Heroes of the Frontier, a novel by Dave Eggers

Heroes of the Frontier, by Dave Eggers, is deeply philosophical, deeply felt, and deeply funny. The novel centers on a woman who escapes to Alaska with her two children and makes her way across the state in a beat-up rented recreational vehicle they call the Chateau. If you’ve ever gone camping, you’ll adore all the details of life in this wreck on wheels.

Eggers is one of those graceful fluid writers whose prose is so effortless it masks its skill. His characters – the fantastically flawed and appealing Josie and her two children – are wonderfully drawn. In fact, I don’t know that I’ve ever been as enthralled by any children in adult fiction as I was with Paul and Ana. The delights of the family’s travels throughout Alaska, their near misses/calamities, kept me up reading. Many parts – mostly because of his turns of phrase – are laugh-out-loud funny.
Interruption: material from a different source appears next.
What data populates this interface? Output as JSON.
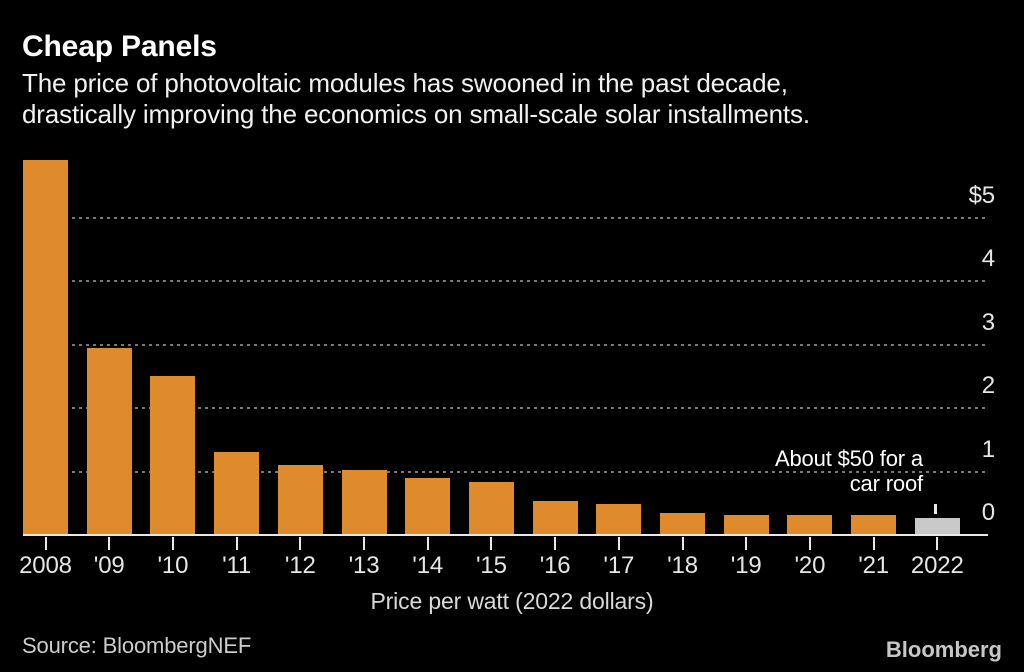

What Eggers is ruminating on in this novel, though, goes beyond the story of a woman on the run from a bad relationship and on the road with her family. It’s a kind of spiritual coming-of-age tale, a meditation on the grandeur of Alaska, and an investigation of environmental catastrophe. Forest fires are sweeping up from the south, roaring through the country’s late-summer forests, threatening this last frontier of pristine territory. Many readers will be aware of the current threat of opening the Arctic Refuge to oil drilling that the Trump administration is currently pushing. But the novel was written earlier and doesn’t reference it. Eggers, in giving Josie a way to reawaken to herself and give her children precious freedom and responsibility, is saying something about how crucial true wilderness is for humankind and what’s at stake if we lose touch with our wild spaces.